Mais s’ensuit-il que les coups d’œil rétrospectifs soient sans enseignements, qu’il n’y ait pas lieu d’analyser ce qui fut ? L’étude de l’histoire[1], à notre scientifique époque, ne constitue-t-elle pas une méthode propre à nous éviter bien des déboires et à guider nos pas incertains vers un avenir que nous entrevoyons vaguement ? Connaître n’implique pas imiter, et rien plus que les leçons du passé n’est à même de mettre en garde contre la race des pasticheurs, ceux qu’on a appelés si justement les républicains en us. Soumis, comme tout ce qui respire, à l’influence des milieux, et par suite, indéfiniment modifiable, l’homme n’est, cependant, pas si différent de lui-même depuis dix-neuf siècles, qu’on n’ait intérêt à le regarder s’agiter au temps des Césars.

L’histoire nous montre comment se dénatura une révolution à la fois religieuse, civile, économique, morale, familiale.

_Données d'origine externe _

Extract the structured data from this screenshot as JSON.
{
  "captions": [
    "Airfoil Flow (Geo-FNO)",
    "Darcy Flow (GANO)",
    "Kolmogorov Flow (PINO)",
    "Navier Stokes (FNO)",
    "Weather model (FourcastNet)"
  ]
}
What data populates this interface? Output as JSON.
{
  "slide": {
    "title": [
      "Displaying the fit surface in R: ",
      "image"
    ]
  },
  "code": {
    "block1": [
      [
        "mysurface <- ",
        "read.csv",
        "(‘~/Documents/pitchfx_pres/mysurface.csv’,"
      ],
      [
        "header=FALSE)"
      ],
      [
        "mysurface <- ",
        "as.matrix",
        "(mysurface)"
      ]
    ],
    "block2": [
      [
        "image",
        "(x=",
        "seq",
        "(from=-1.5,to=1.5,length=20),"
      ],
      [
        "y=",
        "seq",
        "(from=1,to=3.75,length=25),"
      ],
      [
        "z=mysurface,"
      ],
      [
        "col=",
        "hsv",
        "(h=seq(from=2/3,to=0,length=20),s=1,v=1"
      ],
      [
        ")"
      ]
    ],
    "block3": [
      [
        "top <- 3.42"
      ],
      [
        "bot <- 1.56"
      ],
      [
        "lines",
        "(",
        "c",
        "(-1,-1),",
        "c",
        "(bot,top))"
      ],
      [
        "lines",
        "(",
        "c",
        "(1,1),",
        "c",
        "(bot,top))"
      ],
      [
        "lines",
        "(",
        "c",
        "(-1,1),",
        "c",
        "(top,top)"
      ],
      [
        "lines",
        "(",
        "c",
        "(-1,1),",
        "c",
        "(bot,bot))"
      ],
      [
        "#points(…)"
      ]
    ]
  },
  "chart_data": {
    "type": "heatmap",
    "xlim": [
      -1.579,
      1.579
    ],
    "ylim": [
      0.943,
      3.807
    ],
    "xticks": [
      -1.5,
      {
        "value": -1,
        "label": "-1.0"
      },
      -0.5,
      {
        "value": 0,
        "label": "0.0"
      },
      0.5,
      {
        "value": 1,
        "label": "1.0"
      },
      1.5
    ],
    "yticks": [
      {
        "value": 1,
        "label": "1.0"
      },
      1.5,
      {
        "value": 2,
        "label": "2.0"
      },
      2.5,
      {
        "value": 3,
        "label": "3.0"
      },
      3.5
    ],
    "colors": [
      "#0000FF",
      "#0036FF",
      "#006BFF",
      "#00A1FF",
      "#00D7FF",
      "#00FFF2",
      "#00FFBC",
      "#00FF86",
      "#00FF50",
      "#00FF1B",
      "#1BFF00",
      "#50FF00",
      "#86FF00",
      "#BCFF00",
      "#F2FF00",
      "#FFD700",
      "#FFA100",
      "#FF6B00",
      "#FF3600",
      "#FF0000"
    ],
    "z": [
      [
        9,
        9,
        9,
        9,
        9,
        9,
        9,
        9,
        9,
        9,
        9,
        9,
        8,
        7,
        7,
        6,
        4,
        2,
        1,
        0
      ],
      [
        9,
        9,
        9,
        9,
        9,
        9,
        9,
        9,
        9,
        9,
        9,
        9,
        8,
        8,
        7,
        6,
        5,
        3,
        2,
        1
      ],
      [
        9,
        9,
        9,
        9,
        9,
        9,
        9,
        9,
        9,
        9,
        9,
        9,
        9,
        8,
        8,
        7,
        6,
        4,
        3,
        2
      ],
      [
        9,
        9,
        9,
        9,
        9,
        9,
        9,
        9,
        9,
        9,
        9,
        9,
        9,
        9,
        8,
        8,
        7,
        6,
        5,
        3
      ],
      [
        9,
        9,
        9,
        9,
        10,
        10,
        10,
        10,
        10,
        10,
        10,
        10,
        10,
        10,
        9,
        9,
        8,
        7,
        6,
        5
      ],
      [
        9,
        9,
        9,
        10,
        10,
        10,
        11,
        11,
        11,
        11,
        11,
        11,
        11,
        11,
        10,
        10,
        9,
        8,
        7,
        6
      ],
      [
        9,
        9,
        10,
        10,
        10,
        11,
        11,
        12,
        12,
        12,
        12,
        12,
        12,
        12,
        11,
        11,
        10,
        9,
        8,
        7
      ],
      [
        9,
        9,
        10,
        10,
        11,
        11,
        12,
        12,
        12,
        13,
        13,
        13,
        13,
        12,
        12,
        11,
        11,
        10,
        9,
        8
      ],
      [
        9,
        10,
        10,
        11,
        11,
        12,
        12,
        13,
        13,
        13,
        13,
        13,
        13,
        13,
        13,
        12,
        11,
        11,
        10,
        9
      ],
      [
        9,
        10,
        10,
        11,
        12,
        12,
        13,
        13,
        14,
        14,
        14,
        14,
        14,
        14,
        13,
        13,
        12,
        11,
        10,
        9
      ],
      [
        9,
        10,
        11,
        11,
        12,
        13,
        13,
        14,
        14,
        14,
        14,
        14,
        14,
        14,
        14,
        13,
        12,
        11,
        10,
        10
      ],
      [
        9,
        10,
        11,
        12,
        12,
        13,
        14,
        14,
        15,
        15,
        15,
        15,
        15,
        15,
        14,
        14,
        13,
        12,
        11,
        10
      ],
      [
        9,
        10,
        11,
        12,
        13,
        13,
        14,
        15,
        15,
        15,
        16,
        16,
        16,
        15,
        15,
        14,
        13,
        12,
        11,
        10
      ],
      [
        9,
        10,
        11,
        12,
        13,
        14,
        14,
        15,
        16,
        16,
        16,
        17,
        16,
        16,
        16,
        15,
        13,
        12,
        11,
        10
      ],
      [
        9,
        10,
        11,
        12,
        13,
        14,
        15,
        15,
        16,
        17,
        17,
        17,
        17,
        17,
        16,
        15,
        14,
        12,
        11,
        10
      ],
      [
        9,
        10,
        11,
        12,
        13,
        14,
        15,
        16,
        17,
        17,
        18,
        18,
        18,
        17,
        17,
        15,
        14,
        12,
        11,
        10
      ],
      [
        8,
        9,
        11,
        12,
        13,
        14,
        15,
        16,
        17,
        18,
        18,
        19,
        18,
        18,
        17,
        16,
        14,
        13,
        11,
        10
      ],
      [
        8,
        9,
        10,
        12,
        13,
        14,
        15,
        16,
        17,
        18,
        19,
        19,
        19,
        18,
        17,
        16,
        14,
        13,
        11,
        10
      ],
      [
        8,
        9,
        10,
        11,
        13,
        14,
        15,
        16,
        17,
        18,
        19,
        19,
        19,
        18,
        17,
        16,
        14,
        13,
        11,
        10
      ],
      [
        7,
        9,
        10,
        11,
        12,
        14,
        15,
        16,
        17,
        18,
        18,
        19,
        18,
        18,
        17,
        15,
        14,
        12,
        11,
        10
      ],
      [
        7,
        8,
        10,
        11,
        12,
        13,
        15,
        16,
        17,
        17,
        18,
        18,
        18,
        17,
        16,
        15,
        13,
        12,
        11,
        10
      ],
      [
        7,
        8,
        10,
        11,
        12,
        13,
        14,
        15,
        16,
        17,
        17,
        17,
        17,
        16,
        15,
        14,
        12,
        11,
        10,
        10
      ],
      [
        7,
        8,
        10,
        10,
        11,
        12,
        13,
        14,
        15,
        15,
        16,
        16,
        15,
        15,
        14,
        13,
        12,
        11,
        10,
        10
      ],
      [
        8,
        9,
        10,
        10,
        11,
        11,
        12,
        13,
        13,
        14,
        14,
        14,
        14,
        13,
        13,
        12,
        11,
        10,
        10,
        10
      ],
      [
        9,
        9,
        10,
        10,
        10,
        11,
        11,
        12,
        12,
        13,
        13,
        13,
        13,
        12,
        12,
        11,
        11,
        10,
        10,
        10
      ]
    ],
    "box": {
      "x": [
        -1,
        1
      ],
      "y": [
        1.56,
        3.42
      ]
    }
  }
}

  1. La science historique n’existe pas à l’heure actuelle, elle est tout à créer. Nul écrivain n’a encore su faire pour elle ce que Kepler, Copernic et Newton ont fait pour l’astronomie, Berthouet, Gay-Lussac, Laplace, Karl Marx, Darwin pour les autres sciences exactes : en dégager les lois, formuler les combinaisons et les mouvements appelés à se produire. Longtemps elle n’a été que la sèche nomenclature des rois et des batailles ; Michelet et quelques autres puissants vulgarisateurs l’ont animée d’un souffle de vie : leur plume ardente a évoqué l’esprit des peuples, tiré de la poussière les morts célèbres, fait revivre les siècles écoulés : ç’a été la phase brillante de vulgarisation tendant au naturalisme moderne. Aujourd’hui, reste à compléter l’œuvre et, par une analyse consciencieuse, à déduire avec une précision mathématique les causes des mouvements profonds qui agitent les molécules humaines.